Vontell noted that a lot of people are gaming these days, and that there is a lot of work involved in creating NPCs and AIs that are used in the metaverse, online battle arenas, etc. The tools and platform developed for players to compete will also be extremely useful for developers who want to incorporate AIs into their games.

In the next months, Regression Games intends to conduct a private alpha test and tournament with players on its AI platform. Interested players and game developers may visit here to join the mailing list.

Vontell said he's excited to get this out and see what the players think.

Are there any intelligent intelligence (AI) that are intelligent?

Is Vontell of the opinion that sapient, or human-like AI is on the way?
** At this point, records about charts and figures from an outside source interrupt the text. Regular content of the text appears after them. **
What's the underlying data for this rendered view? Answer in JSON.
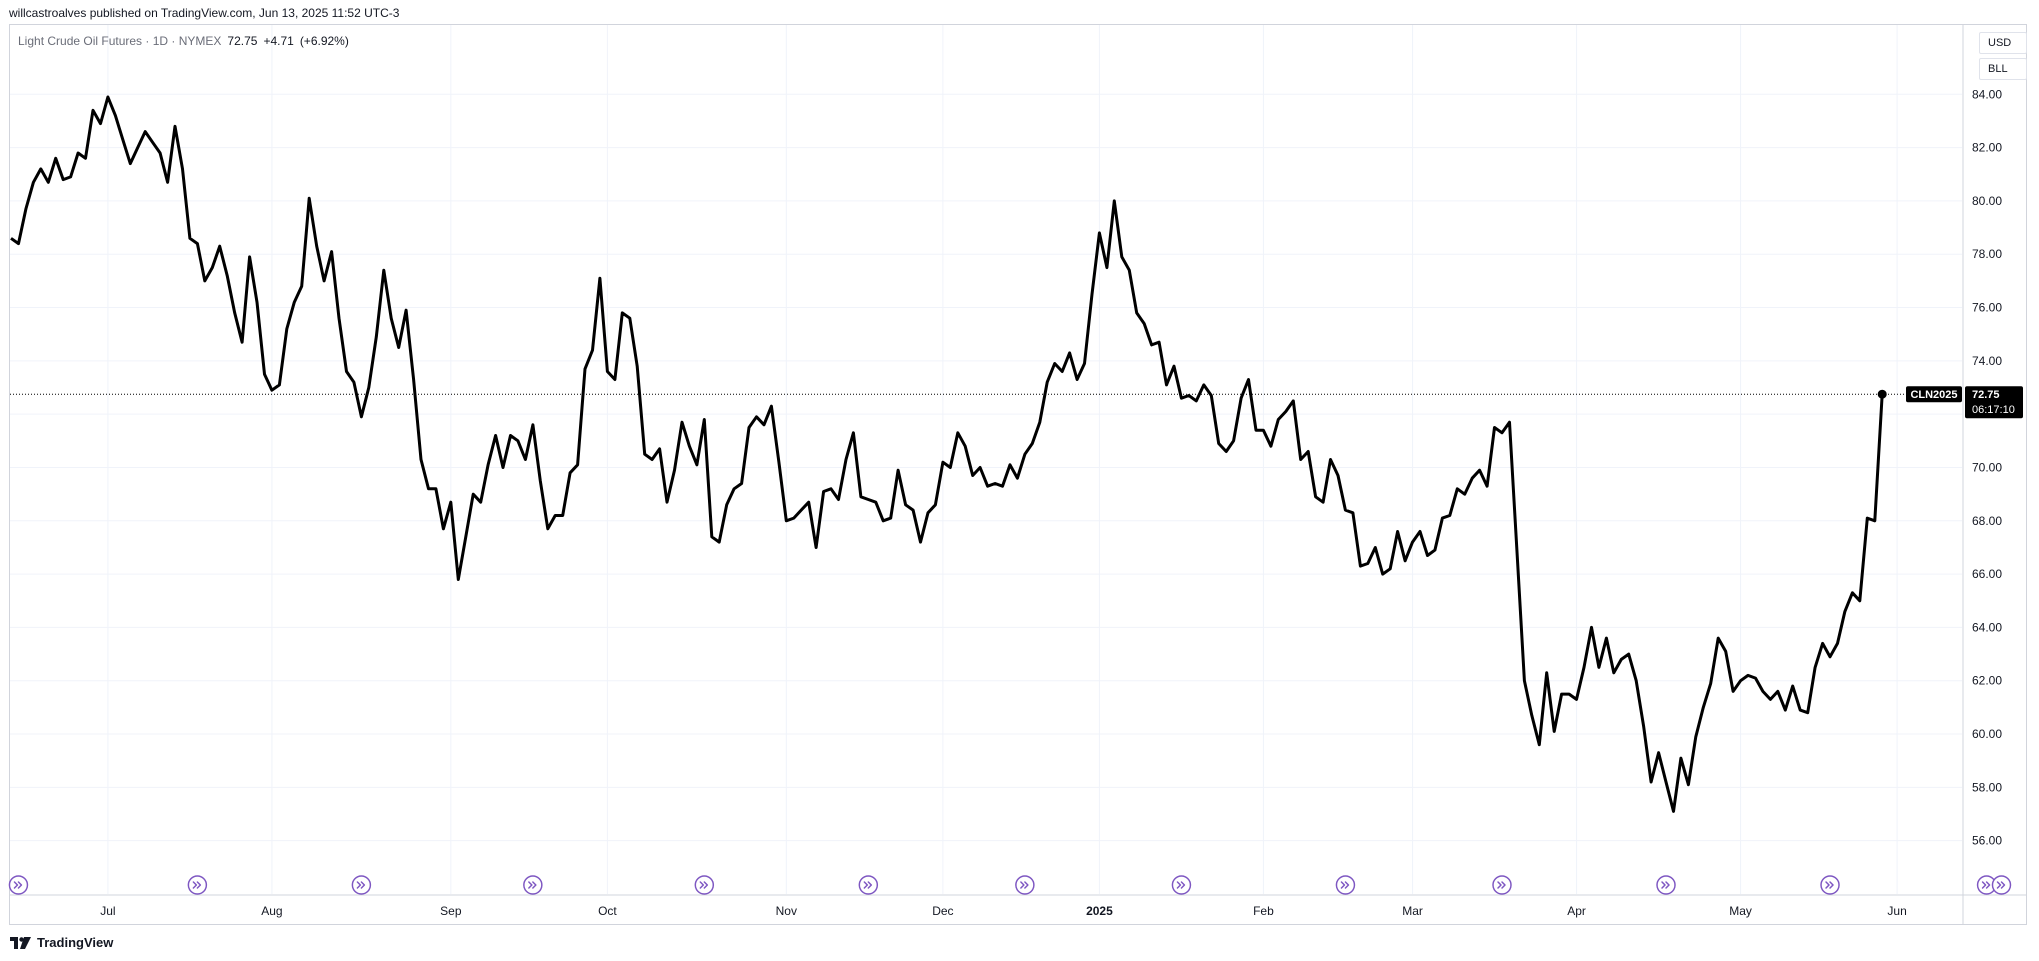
{
  "header": {
    "published_line": "willcastroalves published on TradingView.com, Jun 13, 2025 11:52 UTC-3"
  },
  "legend": {
    "symbol_name": "Light Crude Oil Futures · 1D · NYMEX",
    "last": "72.75",
    "change": "+4.71",
    "change_pct": "(+6.92%)"
  },
  "price_scale": {
    "currency_button": "USD",
    "unit_button": "BLL"
  },
  "price_label": {
    "ticker": "CLN2025",
    "price": "72.75",
    "countdown": "06:17:10"
  },
  "footer": {
    "brand": "TradingView"
  },
  "colors": {
    "line": "#000000",
    "grid": "#f0f3fa",
    "event_icon": "#7e57c2",
    "label_bg": "#000000"
  },
  "chart_data": {
    "type": "line",
    "title": "",
    "xlabel": "",
    "ylabel": "",
    "ylim": [
      54.0,
      86.6
    ],
    "y_ticks": [
      56,
      58,
      60,
      62,
      64,
      66,
      68,
      70,
      72,
      74,
      76,
      78,
      80,
      82,
      84
    ],
    "y_tick_labels": [
      "56.00",
      "58.00",
      "60.00",
      "62.00",
      "64.00",
      "66.00",
      "68.00",
      "70.00",
      "72.00",
      "74.00",
      "76.00",
      "78.00",
      "80.00",
      "82.00",
      "84.00"
    ],
    "x_ticks": [
      {
        "label": "Jul",
        "i": 13,
        "bold": false
      },
      {
        "label": "Aug",
        "i": 35,
        "bold": false
      },
      {
        "label": "Sep",
        "i": 59,
        "bold": false
      },
      {
        "label": "Oct",
        "i": 80,
        "bold": false
      },
      {
        "label": "Nov",
        "i": 104,
        "bold": false
      },
      {
        "label": "Dec",
        "i": 125,
        "bold": false
      },
      {
        "label": "2025",
        "i": 146,
        "bold": true
      },
      {
        "label": "Feb",
        "i": 168,
        "bold": false
      },
      {
        "label": "Mar",
        "i": 188,
        "bold": false
      },
      {
        "label": "Apr",
        "i": 210,
        "bold": false
      },
      {
        "label": "May",
        "i": 232,
        "bold": false
      },
      {
        "label": "Jun",
        "i": 253,
        "bold": false
      }
    ],
    "grid": true,
    "last_value": 72.75,
    "event_markers_i": [
      1,
      25,
      47,
      70,
      93,
      115,
      136,
      157,
      179,
      200,
      222,
      244,
      265,
      267
    ],
    "series": [
      {
        "values": [
          78.6,
          78.4,
          79.7,
          80.7,
          81.2,
          80.7,
          81.6,
          80.8,
          80.9,
          81.8,
          81.6,
          83.4,
          82.9,
          83.9,
          83.2,
          82.3,
          81.4,
          82.0,
          82.6,
          82.2,
          81.8,
          80.7,
          82.8,
          81.2,
          78.6,
          78.4,
          77.0,
          77.5,
          78.3,
          77.2,
          75.8,
          74.7,
          77.9,
          76.2,
          73.5,
          72.9,
          73.1,
          75.2,
          76.2,
          76.8,
          80.1,
          78.3,
          77.0,
          78.1,
          75.6,
          73.6,
          73.2,
          71.9,
          73.0,
          74.9,
          77.4,
          75.6,
          74.5,
          75.9,
          73.3,
          70.3,
          69.2,
          69.2,
          67.7,
          68.7,
          65.8,
          67.4,
          69.0,
          68.7,
          70.1,
          71.2,
          70.0,
          71.2,
          71.0,
          70.3,
          71.6,
          69.5,
          67.7,
          68.2,
          68.2,
          69.8,
          70.1,
          73.7,
          74.4,
          77.1,
          73.6,
          73.3,
          75.8,
          75.6,
          73.8,
          70.5,
          70.3,
          70.7,
          68.7,
          69.9,
          71.7,
          70.8,
          70.1,
          71.8,
          67.4,
          67.2,
          68.6,
          69.2,
          69.4,
          71.5,
          71.9,
          71.6,
          72.3,
          70.2,
          68.0,
          68.1,
          68.4,
          68.7,
          67.0,
          69.1,
          69.2,
          68.8,
          70.3,
          71.3,
          68.9,
          68.8,
          68.7,
          68.0,
          68.1,
          69.9,
          68.6,
          68.4,
          67.2,
          68.3,
          68.6,
          70.2,
          70.0,
          71.3,
          70.8,
          69.7,
          70.0,
          69.3,
          69.4,
          69.3,
          70.1,
          69.6,
          70.5,
          70.9,
          71.7,
          73.2,
          73.9,
          73.6,
          74.3,
          73.3,
          73.9,
          76.5,
          78.8,
          77.5,
          80.0,
          77.9,
          77.4,
          75.8,
          75.4,
          74.6,
          74.7,
          73.1,
          73.8,
          72.6,
          72.7,
          72.5,
          73.1,
          72.7,
          70.9,
          70.6,
          71.0,
          72.6,
          73.3,
          71.4,
          71.4,
          70.8,
          71.8,
          72.1,
          72.5,
          70.3,
          70.6,
          68.9,
          68.7,
          70.3,
          69.7,
          68.4,
          68.3,
          66.3,
          66.4,
          67.0,
          66.0,
          66.2,
          67.6,
          66.5,
          67.2,
          67.6,
          66.7,
          66.9,
          68.1,
          68.2,
          69.2,
          69.0,
          69.6,
          69.9,
          69.3,
          71.5,
          71.3,
          71.7,
          66.9,
          62.0,
          60.7,
          59.6,
          62.3,
          60.1,
          61.5,
          61.5,
          61.3,
          62.5,
          64.0,
          62.5,
          63.6,
          62.3,
          62.8,
          63.0,
          62.0,
          60.3,
          58.2,
          59.3,
          58.2,
          57.1,
          59.1,
          58.1,
          59.9,
          61.0,
          61.9,
          63.6,
          63.1,
          61.6,
          62.0,
          62.2,
          62.1,
          61.6,
          61.3,
          61.6,
          60.9,
          61.8,
          60.9,
          60.8,
          62.5,
          63.4,
          62.9,
          63.4,
          64.6,
          65.3,
          65.0,
          68.1,
          68.0,
          72.75
        ]
      }
    ]
  }
}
It's an interesting question, and I talk about it a lot with my friends who are working in this field. Everybody always has a very different answer, whether it's already here or its 100 years old. I think we all have to think about the goals we're trying to achieve.

Given dystopian science fiction, AI has a tendency to enrage people. People may find shady methods to utilize technology, but he believes regulations can protect us.

We make sure that these AIs were developed responsibly at Regression Games, according to him. But that's a valid question to ask ourselves.

Vontell believes that gaming hasnt fully exploited artificial intelligence (AI). He wants to take it and put it in the hands of gamers, with a new twist on user-generated content.

Vontell pointed out that artificial intelligence (AI) is very modular, and that you may mix and match these different approaches for different games.

The company will expand and develop some application programming interfaces (APIs) to help AI players interact with existing games. That will enable players to start competing and building the community, and it will generate feedback from players.

Vontell said it is possible to then have discussions with studios, game designers, and players about how to develop the product further and get it in the hands of more players and game studios.